On the steady state correlation functions of open interacting systems

TL;DR

This paper proves the existence of steady state correlation functions in interacting fermionic mesoscopic systems and derives explicit formulas, connecting to Landauer-Buettiker and Hartree-Fock results.

Contribution

It establishes the existence of NESS in interacting systems under spectral assumptions and provides explicit formulas for correlation functions, including perturbative corrections.

Findings

Steady state exists under small interactions and spectral assumptions.

Explicit formulas for NESS correlation functions are derived.

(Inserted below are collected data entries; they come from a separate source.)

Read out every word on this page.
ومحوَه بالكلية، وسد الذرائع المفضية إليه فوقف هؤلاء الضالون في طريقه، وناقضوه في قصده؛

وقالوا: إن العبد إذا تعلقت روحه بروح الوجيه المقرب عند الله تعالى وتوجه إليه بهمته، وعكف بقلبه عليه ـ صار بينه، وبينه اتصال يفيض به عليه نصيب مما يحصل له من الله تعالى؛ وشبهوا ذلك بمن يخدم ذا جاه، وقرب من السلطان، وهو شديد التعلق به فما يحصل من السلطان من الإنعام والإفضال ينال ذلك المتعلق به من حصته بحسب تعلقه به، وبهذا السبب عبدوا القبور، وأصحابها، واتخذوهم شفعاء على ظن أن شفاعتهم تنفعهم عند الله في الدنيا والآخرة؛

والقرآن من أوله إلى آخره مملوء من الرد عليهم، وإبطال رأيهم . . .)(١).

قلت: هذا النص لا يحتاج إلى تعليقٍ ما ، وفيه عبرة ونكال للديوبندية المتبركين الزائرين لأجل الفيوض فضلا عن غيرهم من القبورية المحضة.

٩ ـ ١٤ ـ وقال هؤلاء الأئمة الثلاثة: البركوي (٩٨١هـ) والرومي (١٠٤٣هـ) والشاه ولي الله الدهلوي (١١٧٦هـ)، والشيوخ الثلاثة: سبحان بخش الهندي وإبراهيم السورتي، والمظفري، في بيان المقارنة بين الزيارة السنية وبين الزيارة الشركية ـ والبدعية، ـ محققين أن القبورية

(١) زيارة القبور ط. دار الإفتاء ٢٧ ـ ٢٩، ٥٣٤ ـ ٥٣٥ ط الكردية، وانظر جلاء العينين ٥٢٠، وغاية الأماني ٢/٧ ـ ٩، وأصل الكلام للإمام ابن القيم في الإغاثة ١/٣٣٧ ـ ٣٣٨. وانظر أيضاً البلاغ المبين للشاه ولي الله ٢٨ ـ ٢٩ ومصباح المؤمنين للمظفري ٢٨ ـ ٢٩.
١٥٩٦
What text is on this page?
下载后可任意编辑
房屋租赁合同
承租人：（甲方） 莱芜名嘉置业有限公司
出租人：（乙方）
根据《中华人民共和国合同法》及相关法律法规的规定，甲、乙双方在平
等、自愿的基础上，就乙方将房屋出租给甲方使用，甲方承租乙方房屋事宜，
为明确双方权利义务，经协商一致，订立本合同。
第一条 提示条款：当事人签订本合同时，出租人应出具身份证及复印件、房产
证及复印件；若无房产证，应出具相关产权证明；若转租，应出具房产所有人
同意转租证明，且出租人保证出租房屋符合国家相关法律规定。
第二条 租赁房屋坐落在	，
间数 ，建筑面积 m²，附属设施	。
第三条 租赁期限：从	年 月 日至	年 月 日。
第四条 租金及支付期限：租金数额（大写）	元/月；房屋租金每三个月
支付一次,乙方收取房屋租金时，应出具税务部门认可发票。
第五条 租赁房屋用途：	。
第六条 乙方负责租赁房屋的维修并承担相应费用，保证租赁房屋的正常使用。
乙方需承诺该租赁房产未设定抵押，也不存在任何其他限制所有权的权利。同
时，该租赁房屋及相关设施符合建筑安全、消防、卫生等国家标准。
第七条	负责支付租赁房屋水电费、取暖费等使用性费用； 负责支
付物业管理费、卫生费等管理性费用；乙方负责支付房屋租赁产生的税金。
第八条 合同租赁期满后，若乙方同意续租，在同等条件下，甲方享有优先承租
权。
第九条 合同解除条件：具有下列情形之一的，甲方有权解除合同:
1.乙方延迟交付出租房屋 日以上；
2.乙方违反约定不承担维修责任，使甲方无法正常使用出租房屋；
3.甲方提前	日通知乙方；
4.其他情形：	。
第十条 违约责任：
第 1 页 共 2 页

First-order correction recovers Hartree-Fock results.

Abstract

We address the existence of steady state Green-Keldysh correlation functions of interacting fermions in mesoscopic systems for both the partitioning and partition-free scenarios. Under some spectral assumptions on the non-interacting model and for sufficiently small interaction strength, we show that the system evolves to a NESS which does not depend on the profile of the time-dependent coupling strength/bias. For the partitioned setting we also show that the steady state is independent of the initial state of the inner sample. Closed formulae for the NESS two-point correlation functions (Green-Keldysh functions), in the form of a convergent expansion, are derived. In the partitioning approach, we show that the 0th order term in the interaction strength of the charge current leads to the Landauer-Buettiker formula, while the 1st order correction contains the mean-field (Hartree-Fock) results.